A "release" on Glama is not the same as a GitHub release. To create a Glama release:

  1. Claim the server if you haven't already.
  2. Go to the Dockerfile admin page, configure the build spec, and click Deploy.
  3. Once the build test succeeds, click Make Release, enter a version, and publish.

This process allows Glama to run security checks on your server and enables users to deploy it.

How to add a LICENSE?

Please follow the instructions in the GitHub documentation.

Once GitHub recognizes the license, the system will automatically detect it within a few hours.
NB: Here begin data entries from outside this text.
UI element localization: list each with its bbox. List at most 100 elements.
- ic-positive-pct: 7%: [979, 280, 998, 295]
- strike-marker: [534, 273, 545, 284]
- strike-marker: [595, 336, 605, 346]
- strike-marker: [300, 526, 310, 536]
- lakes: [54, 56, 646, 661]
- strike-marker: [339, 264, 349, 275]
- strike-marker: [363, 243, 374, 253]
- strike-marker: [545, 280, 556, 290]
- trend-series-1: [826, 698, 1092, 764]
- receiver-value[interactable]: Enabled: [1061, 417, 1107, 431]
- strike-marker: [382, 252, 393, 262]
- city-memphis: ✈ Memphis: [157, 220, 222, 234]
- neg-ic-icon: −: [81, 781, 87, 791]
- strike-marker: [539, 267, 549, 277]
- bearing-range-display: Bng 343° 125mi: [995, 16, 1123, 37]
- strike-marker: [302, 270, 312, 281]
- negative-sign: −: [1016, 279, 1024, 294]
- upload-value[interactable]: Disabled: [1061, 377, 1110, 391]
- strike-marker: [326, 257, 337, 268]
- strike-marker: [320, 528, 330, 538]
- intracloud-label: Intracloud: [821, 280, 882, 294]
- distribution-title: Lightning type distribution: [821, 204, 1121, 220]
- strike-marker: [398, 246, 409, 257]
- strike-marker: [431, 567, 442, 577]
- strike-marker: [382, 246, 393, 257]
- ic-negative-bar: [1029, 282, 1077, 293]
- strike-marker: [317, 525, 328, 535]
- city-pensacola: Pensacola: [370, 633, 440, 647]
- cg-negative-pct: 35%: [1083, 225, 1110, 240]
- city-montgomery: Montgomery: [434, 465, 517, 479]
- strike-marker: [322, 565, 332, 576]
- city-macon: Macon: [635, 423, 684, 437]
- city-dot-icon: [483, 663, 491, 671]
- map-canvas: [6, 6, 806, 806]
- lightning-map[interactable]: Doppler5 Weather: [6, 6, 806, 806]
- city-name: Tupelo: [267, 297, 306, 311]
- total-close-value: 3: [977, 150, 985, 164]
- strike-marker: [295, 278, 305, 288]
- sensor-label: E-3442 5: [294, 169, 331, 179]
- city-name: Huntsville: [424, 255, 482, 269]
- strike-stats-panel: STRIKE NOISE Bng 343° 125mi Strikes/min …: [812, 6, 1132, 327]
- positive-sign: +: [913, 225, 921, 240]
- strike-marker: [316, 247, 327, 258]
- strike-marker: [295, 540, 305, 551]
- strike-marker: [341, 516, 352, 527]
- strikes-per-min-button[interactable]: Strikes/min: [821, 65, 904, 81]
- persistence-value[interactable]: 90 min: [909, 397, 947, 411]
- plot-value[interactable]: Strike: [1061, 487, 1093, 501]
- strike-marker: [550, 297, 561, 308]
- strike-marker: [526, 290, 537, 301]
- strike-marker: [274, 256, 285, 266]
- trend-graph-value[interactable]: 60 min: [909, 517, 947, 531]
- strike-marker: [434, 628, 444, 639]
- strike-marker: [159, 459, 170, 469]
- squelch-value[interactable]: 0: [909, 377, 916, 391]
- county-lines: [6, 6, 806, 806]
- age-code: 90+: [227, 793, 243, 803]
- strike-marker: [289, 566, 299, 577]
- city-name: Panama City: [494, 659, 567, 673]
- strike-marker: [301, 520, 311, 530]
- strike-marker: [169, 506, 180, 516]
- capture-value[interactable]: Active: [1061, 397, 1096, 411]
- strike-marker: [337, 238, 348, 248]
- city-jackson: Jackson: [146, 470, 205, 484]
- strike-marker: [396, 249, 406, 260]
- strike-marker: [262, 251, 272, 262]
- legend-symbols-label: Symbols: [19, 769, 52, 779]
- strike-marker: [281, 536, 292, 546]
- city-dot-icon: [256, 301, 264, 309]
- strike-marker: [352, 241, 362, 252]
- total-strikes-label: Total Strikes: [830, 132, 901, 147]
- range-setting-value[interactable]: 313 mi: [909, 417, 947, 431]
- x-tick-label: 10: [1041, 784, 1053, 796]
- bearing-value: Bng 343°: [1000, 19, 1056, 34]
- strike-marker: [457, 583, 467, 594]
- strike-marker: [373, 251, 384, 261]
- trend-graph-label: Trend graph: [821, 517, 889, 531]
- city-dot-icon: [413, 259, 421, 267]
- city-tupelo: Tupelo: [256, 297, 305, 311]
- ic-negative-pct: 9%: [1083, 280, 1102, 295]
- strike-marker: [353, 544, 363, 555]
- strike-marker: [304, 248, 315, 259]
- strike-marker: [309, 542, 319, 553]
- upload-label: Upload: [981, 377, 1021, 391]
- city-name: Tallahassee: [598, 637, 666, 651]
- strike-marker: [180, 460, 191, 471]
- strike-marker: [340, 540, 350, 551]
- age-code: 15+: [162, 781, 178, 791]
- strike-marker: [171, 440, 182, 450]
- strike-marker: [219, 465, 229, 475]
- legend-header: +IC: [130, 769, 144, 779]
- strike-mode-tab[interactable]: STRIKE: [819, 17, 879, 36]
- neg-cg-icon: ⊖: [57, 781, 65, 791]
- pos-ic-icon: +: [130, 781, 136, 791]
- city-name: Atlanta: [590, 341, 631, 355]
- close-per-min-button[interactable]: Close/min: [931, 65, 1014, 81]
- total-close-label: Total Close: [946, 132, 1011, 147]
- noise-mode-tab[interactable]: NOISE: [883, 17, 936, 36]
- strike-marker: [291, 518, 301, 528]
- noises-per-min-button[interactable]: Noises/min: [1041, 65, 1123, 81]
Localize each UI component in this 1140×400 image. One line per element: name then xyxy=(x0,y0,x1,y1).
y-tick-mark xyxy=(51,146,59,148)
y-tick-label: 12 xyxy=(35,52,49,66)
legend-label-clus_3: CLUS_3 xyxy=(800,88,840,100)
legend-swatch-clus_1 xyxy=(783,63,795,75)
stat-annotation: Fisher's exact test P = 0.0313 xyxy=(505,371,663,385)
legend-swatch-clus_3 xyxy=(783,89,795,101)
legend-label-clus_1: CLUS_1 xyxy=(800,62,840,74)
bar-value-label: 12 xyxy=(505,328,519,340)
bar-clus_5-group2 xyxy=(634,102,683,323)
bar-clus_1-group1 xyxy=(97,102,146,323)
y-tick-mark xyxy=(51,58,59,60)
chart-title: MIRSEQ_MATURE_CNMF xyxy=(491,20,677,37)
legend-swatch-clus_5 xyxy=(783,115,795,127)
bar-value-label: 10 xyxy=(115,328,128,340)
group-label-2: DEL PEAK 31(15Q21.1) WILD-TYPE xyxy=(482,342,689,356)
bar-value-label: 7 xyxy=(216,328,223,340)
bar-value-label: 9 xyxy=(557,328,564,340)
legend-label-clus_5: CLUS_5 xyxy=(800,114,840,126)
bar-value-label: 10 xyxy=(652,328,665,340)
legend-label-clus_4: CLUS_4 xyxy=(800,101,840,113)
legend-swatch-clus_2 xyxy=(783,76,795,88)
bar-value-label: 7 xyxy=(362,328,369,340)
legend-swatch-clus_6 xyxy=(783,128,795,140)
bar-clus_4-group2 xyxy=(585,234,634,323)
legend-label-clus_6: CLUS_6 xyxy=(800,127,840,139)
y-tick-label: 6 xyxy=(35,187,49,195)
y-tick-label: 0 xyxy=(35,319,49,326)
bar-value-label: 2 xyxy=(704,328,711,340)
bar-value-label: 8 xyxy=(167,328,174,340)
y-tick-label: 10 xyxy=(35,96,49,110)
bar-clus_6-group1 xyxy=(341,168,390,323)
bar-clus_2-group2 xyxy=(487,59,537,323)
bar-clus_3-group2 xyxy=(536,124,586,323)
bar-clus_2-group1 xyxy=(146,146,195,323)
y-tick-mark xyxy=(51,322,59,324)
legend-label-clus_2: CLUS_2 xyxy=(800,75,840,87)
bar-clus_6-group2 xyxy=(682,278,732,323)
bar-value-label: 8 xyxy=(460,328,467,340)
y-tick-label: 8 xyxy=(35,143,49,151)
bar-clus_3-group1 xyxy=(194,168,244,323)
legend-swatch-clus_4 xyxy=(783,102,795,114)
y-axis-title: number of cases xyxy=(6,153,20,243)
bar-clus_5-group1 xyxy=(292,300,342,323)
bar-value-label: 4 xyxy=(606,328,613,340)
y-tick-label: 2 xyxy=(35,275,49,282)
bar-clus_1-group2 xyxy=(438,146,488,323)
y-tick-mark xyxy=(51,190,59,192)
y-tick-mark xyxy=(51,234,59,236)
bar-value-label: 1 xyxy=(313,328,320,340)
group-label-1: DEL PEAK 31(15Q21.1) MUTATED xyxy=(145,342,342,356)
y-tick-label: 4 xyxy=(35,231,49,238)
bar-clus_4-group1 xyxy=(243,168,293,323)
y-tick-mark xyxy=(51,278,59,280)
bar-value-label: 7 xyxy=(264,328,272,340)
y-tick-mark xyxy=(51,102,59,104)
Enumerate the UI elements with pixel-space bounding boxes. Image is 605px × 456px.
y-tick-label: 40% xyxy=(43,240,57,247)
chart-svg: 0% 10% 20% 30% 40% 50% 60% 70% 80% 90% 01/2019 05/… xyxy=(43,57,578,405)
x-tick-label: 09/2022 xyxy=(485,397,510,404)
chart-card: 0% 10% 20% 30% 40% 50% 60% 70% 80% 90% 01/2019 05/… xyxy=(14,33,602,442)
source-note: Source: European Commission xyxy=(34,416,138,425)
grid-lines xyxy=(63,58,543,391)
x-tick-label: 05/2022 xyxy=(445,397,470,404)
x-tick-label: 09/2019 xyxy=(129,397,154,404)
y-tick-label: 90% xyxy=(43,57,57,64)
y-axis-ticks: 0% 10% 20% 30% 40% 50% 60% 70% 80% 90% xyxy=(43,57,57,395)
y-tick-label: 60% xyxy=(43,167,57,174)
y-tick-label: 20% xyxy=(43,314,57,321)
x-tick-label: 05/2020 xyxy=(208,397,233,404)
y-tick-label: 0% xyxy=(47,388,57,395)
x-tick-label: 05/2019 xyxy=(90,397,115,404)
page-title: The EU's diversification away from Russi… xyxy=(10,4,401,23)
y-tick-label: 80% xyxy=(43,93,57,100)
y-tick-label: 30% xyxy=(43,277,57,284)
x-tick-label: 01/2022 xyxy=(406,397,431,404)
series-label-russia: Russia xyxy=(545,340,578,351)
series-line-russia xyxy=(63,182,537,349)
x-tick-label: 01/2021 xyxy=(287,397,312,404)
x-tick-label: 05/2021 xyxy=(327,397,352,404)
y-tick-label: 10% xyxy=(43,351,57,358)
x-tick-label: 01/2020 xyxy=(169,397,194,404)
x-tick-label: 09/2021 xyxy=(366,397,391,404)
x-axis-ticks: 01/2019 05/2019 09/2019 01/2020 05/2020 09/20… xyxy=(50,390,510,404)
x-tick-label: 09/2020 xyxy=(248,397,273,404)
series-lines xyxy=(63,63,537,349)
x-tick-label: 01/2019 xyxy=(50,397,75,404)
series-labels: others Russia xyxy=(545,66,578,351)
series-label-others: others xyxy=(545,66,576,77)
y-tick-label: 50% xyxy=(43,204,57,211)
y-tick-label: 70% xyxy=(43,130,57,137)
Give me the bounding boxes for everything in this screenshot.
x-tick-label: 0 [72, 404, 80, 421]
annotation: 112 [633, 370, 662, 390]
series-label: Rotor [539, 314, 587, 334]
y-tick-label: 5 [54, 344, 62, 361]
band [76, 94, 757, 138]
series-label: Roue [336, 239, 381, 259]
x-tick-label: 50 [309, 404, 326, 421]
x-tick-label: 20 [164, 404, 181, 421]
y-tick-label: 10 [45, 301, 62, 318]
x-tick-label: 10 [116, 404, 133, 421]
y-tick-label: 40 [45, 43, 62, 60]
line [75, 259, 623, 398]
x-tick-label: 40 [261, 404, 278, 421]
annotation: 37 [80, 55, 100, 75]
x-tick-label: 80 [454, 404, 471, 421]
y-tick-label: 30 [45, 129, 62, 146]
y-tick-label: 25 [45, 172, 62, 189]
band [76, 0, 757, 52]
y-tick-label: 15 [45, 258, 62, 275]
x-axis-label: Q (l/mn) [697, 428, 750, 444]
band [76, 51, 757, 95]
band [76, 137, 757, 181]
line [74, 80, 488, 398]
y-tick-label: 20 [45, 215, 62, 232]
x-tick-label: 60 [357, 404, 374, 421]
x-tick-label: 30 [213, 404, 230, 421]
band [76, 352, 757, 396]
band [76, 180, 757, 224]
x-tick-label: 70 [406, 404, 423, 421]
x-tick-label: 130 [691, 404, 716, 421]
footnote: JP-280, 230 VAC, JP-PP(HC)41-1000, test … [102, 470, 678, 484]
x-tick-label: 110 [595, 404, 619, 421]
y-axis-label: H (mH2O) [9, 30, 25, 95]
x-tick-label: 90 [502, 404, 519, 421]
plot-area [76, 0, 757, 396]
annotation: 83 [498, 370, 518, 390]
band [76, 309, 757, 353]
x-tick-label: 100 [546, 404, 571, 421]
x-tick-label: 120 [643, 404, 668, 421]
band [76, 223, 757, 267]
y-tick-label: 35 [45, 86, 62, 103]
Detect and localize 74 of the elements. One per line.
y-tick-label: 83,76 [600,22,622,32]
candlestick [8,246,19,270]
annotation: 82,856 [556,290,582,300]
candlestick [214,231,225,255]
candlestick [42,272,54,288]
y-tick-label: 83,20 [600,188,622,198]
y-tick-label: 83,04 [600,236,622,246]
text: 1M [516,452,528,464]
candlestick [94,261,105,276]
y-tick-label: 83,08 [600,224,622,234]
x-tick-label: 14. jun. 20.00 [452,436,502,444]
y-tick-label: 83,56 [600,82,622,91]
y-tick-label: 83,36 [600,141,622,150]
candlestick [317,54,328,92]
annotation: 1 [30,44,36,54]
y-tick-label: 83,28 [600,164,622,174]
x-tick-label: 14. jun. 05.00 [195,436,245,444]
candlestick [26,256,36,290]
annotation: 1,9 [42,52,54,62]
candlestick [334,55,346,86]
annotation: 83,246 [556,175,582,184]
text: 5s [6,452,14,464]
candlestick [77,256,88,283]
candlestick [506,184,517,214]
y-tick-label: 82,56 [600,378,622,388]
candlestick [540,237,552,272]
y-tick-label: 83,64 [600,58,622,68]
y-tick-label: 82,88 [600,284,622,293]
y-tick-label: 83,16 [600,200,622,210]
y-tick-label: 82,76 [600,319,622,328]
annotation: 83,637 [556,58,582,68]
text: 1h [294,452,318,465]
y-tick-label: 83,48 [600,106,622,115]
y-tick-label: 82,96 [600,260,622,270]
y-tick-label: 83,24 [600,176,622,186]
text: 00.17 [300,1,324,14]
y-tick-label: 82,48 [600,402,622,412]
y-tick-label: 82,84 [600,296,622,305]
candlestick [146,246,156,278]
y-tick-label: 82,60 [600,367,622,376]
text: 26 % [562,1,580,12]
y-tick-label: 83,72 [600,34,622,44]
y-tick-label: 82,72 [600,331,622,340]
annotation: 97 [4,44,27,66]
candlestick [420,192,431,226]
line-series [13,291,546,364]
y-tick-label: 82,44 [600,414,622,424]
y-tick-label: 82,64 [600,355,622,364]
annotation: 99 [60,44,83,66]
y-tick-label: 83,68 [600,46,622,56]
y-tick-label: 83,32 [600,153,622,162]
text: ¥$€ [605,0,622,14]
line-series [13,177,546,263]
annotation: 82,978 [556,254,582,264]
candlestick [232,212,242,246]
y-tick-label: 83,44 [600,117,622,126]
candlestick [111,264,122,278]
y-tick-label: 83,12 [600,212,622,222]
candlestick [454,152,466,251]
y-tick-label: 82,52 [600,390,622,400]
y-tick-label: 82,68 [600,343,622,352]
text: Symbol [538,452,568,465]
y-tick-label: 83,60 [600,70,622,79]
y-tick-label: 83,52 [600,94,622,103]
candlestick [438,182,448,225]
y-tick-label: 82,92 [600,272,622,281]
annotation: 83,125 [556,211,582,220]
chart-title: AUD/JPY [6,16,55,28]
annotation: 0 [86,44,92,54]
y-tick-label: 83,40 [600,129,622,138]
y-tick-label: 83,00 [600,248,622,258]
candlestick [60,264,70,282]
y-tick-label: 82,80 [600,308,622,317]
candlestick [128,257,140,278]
If the license does not appear on the server after some time, you can manually trigger a new scan using the MCP server admin interface.

How to sync the server with GitHub?

Servers are automatically synced at least once per day, but you can also sync manually at any time to instantly update the server profile.

To manually sync the server, click the "Sync Server" button in the MCP server admin interface.

How is the quality score calculated?

The overall quality score combines two components: Tool Definition Quality (70%) and Server Coherence (30%).

Tool Definition Quality measures how well each tool describes itself to AI agents. Every tool is scored 1–5 across six dimensions: Purpose Clarity (25%), Usage Guidelines (20%), Behavioral Transparency (20%), Parameter Semantics (15%), Conciseness & Structure (10%), and Contextual Completeness (10%). The server-level definition quality score is calculated as 60% mean TDQS + 40% minimum TDQS, so a single poorly described tool pulls the score down.

Server Coherence evaluates how well the tools work together as a set, scoring four dimensions equally: Disambiguation (can agents tell tools apart?), Naming Consistency, Tool Count Appropriateness, and Completeness (are there gaps in the tool surface?).

Tiers are derived from the overall score: A (≥3.5), B (≥3.0), C (≥2.0), D (≥1.0), F (<1.0). B and above is considered passing.